Don’t be tempted to use recorded or registered mail – the rules don’t require it, you don’t need it to prove service and it can cause delay.

 

  1. Record service and mark up the diary.    If the Claim Form is served on its own then time does not start to run against the Defendant.   He can simply wait until the Particulars of Claim arrive before he needs to even think about filing an acknowledgment of service.   But if it is served with the Particulars of Claim the effect of the rule (CPR 6.14) is that service is deemed to have taken place on the second business day after either the document is handed over (in the case of personal service) or is put in the post (for postal service).  So you need to count forward 14 days from that date and diarise a reminder to check to see if an Acknowledgment has been filed by then.  If it has not then you will need to consider making an application for judgment in default.   But that is the subject matter of a separate practice note.

 

6.      File at Court:

a.        a certificate of service.  This must be done within 21 days of service of the Particulars of Claim, unless an Acknowledgment of Service has been filed in the meantime (CPR 6.17(2)).   Although it is possible, therefore, to wait until the time for filing an acknowledgment has expired, I think it is better to do it straight away.   That way it doesn’t get forgotten and you have the record on the Court file in case it becomes necessary to apply for Judgment in Default.  The form of certificate is N215, which is easy to complete and can be downloaded from the Court Services “form finder” site: (http://www.hmcourts-service.gov.uk/HMCSCourtFinder/FormFinder.do ).  It will need to be filed at Chancery Registry in Thomas More Building Room TM 5.04.
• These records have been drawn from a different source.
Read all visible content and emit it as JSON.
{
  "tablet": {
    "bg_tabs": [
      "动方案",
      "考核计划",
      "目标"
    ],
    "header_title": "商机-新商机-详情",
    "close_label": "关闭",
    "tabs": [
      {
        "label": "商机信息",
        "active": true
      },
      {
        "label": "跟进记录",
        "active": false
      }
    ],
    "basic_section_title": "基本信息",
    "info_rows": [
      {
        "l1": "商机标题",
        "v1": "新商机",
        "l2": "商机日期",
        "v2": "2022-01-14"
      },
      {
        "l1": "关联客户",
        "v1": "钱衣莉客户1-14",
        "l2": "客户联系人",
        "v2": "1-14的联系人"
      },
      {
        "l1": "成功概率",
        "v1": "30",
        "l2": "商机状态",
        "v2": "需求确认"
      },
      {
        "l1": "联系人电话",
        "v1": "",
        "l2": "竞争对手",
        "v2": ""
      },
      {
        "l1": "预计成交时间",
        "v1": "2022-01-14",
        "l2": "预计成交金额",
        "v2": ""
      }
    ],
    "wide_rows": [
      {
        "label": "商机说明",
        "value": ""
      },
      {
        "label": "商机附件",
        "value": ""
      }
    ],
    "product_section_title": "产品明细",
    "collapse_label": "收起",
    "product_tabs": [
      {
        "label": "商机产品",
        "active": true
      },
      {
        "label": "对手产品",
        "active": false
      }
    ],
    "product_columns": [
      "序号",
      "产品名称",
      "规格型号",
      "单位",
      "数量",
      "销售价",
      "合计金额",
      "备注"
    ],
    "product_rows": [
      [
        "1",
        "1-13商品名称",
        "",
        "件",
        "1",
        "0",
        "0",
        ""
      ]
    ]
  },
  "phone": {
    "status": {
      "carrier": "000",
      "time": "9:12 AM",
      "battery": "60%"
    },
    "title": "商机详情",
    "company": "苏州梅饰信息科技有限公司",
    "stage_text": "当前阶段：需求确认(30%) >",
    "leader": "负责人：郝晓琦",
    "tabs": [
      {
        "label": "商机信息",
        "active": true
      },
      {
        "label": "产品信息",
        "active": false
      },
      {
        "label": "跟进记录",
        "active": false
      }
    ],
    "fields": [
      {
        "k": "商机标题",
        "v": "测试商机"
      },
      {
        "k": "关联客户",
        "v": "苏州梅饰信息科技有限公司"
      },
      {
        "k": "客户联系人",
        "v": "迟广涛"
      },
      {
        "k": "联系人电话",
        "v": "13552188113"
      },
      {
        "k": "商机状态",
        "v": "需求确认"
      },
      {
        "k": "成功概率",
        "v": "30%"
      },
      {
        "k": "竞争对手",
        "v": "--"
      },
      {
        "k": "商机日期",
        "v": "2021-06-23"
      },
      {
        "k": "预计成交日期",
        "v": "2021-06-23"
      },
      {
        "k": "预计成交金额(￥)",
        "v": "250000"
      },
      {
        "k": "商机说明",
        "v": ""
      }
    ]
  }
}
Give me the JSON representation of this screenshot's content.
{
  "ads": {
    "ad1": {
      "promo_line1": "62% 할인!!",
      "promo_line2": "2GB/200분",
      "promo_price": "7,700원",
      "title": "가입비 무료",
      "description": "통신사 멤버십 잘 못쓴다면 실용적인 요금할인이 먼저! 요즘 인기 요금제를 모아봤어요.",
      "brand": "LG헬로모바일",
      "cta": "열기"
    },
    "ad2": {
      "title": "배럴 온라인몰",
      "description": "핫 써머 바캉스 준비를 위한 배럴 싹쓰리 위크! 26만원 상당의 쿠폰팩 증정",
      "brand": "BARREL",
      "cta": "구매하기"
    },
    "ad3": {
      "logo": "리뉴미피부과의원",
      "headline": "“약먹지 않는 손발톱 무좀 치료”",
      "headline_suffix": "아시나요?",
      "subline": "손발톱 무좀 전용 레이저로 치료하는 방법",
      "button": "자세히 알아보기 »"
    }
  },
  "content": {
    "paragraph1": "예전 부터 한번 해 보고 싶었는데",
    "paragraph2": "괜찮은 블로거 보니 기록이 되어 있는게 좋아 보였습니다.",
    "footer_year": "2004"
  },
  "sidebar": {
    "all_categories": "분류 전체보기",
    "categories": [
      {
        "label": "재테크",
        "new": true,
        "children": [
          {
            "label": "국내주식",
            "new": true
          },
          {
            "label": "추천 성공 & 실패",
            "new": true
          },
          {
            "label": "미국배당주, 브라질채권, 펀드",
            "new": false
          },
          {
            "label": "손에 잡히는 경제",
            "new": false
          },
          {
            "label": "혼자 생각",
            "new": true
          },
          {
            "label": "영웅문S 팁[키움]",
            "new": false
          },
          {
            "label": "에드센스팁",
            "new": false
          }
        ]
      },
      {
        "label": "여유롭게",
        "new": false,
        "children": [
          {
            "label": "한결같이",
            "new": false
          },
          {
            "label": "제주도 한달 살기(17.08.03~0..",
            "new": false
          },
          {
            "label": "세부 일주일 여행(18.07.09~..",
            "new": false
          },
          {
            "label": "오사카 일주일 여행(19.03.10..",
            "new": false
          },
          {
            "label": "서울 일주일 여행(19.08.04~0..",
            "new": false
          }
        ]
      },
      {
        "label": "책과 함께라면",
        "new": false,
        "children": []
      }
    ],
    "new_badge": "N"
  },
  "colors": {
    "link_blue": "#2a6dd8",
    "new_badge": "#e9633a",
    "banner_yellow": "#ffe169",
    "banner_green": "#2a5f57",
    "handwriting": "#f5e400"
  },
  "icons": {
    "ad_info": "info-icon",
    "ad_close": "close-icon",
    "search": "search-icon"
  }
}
b.      a copy of the Particulars of Claim.  If the Particulars were served with the Claim Form then under CPR  7.4 a copy of the particulars of claim (where served separately from the claim form)  must be filed within 7 days of service on the defendant.)

  1. Consider alternative means if you experience difficulty.  Although I have said that these notes only cover two types of service it may be necessary to consider others if you face difficulty with personal or postal service. The Rules and Practice Directions include detailed provisions dealing with cases where, for instance, the Defendant has no obvious address or is being deliberately illusive.